ECLI:NL:GHARL:2025:3480

Gerechtshof Arnhem-Leeuwarden

Datum uitspraak
3 juni 2025
Publicatiedatum
6 juni 2025
Zaaknummer
21-004365-22
Instantie
Gerechtshof Arnhem-Leeuwarden
Type
Uitspraak
Rechtsgebied
Strafrecht
Procedures
  • Hoger beroep
Vindplaatsen
  • Rechtspraak.nl
AI samenvatting door LexboostAutomatisch gegenereerd

Herstelarrest in hoger beroep tegen vonnis rechtbank Gelderland met betrekking tot gevangenisstraf en voorlopige hechtenis

Op 3 juni 2025 heeft het Gerechtshof Arnhem-Leeuwarden een herstelarrest gewezen in de strafzaak tegen de verdachte, die eerder op 4 april 2025 was veroordeeld tot een gevangenisstraf van 40 maanden, waarvan 24 maanden voorwaardelijk. In het eerdere arrest ging het hof ervan uit dat de verdachte het onvoorwaardelijke deel van de gevangenisstraf reeds had ondergaan in het kader van voorarrest. Echter, het hof had verzuimd te bevelen dat het bevel tot voorlopige hechtenis werd opgeheven. Dit herstelarrest is bedoeld om deze fout te corrigeren. Het hof voegt aan het dictum van het eerdere arrest toe dat het bevel tot voorlopige hechtenis wordt opgeheven. De uitspraak is gedaan door de voorzitter en twee raadsheren, in aanwezigheid van twee griffiers. Het herstelarrest is een belangrijke stap in het proces, omdat het de juridische status van de verdachte verduidelijkt en ervoor zorgt dat de eerdere verzuim wordt rechtgezet.

Uitspraak

Afdeling strafrecht
Parketnummer: 21-004365-22
Datum: 3 juni 2025
Herstelarrestbehorend bij het arrest van 4 april 2025 van de meervoudige kamer voor strafzaken van het gerechtshof Arnhem‑Leeuwarden, zittingsplaats Arnhem, gewezen op het hoger beroep dat is ingesteld tegen het vonnis van de rechtbank Gelderland, zittingsplaats Arnhem, van 27 september 2022 met parketnummer 05/780020-21 in de strafzaak tegen
[verdachte],
geboren te [geboorteplaats] op [geboortedag] 1997,
wonende op het adres [geboortedag] .
Reden voor herstel
In het arrest van 4 april 2025 heeft het hof de verdachte veroordeeld tot een gevangenisstraf voor de duur van 40 maanden waarvan 24 maanden voorwaardelijk.
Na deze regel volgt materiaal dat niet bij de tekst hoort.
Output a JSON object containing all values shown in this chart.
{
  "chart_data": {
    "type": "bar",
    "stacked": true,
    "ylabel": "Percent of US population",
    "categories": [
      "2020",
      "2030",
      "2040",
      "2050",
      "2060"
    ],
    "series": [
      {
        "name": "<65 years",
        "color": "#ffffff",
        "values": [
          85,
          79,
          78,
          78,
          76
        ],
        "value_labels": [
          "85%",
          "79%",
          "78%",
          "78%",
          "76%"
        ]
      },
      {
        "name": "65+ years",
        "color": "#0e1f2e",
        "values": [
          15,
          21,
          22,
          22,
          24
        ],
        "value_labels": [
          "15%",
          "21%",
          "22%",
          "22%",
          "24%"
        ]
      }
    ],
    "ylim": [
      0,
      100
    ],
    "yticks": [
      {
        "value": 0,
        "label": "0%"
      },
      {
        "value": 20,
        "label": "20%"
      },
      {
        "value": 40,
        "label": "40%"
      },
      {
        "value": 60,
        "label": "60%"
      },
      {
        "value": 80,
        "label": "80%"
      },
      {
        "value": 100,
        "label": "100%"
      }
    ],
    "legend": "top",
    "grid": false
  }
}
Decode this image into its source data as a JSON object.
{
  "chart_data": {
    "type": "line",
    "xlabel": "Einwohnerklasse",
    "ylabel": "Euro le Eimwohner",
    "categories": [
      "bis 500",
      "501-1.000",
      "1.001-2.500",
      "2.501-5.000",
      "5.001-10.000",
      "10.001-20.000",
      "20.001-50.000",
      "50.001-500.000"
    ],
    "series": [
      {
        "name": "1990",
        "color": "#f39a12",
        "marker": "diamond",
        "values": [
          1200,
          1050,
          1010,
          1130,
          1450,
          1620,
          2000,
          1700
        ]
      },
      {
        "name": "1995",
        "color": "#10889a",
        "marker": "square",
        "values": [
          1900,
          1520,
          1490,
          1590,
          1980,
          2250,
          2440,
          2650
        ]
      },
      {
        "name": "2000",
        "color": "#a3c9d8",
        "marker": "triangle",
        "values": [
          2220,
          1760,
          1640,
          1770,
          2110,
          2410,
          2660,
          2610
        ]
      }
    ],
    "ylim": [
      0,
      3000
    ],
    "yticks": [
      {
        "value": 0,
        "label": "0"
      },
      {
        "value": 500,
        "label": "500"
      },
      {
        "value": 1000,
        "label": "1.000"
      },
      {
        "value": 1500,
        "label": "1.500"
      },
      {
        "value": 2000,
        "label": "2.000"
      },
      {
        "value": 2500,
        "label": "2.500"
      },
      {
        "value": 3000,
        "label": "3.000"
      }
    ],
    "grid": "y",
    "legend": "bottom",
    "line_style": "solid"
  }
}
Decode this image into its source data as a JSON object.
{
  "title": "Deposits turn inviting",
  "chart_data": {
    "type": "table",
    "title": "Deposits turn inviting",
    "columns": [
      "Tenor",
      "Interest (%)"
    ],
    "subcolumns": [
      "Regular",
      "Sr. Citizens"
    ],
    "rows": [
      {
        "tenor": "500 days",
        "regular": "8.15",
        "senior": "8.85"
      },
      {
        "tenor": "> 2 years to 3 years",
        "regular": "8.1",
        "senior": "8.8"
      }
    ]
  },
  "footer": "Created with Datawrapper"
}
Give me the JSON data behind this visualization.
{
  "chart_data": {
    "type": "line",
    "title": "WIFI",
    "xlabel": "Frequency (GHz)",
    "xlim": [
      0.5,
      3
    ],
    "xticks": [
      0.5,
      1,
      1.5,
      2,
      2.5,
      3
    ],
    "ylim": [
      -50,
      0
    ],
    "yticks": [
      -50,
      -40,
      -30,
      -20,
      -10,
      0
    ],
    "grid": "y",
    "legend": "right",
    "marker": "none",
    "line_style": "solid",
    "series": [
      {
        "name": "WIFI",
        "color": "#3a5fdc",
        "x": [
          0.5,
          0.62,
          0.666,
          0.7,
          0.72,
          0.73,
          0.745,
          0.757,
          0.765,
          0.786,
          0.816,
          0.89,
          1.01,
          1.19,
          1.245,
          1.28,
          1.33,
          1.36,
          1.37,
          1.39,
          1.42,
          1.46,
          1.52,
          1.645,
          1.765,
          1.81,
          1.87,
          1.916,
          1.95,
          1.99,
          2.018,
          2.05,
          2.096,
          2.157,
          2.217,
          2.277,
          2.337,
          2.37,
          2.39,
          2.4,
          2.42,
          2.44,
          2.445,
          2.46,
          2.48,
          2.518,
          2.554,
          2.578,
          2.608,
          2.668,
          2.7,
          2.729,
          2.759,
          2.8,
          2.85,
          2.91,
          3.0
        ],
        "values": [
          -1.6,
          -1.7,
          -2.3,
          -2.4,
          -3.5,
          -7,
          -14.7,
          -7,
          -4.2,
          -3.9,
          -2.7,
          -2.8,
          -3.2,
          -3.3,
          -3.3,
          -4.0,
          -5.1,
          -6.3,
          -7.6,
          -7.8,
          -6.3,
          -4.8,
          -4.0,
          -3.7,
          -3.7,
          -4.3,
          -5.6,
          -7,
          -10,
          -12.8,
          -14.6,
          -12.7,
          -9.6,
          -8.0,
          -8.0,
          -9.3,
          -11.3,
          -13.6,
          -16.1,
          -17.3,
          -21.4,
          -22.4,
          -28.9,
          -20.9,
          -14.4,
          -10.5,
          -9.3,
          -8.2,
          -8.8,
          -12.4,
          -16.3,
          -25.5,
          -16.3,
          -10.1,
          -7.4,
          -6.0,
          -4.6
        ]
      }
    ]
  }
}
Verder overwoog het hof in dat arrest dat het ervan uitgaat ‘dat verdachte het onvoorwaardelijke deel van de op te leggen gevangenisstraf reeds heeft ondergaan in het kader van voorarrest’. Abusievelijk heeft het hof in dat arrest echter nagelaten te bevelen dat het bevel tot voorlopige hechtenis wordt opgeheven. Door middel van dit herstelarrest beoogt het hof die fout te herstellen.

BESLISSING

Het hof herstelt de genoemde fout in het arrest van 4 april 2025 door aan (het dictum van) dat arrest toe te voegen:

Voorlopige hechtenis

Beveelt dat het bevel tot voorlopige hechtenis wordt opgeheven.
Dit herstelarrest is gewezen op 3 juni 2025 door
mr. A. van Maanen, voorzitter,
mr. M. Keppels en mr. J. Corthals, raadsheren,
in tegenwoordigheid van mr. L.A.C. van den Berg-Veltman en mr. D. van der Geld, griffiers.
Griffier mr. Van den Berg-Veltman is buiten staat dit herstelarrest mede te ondertekenen.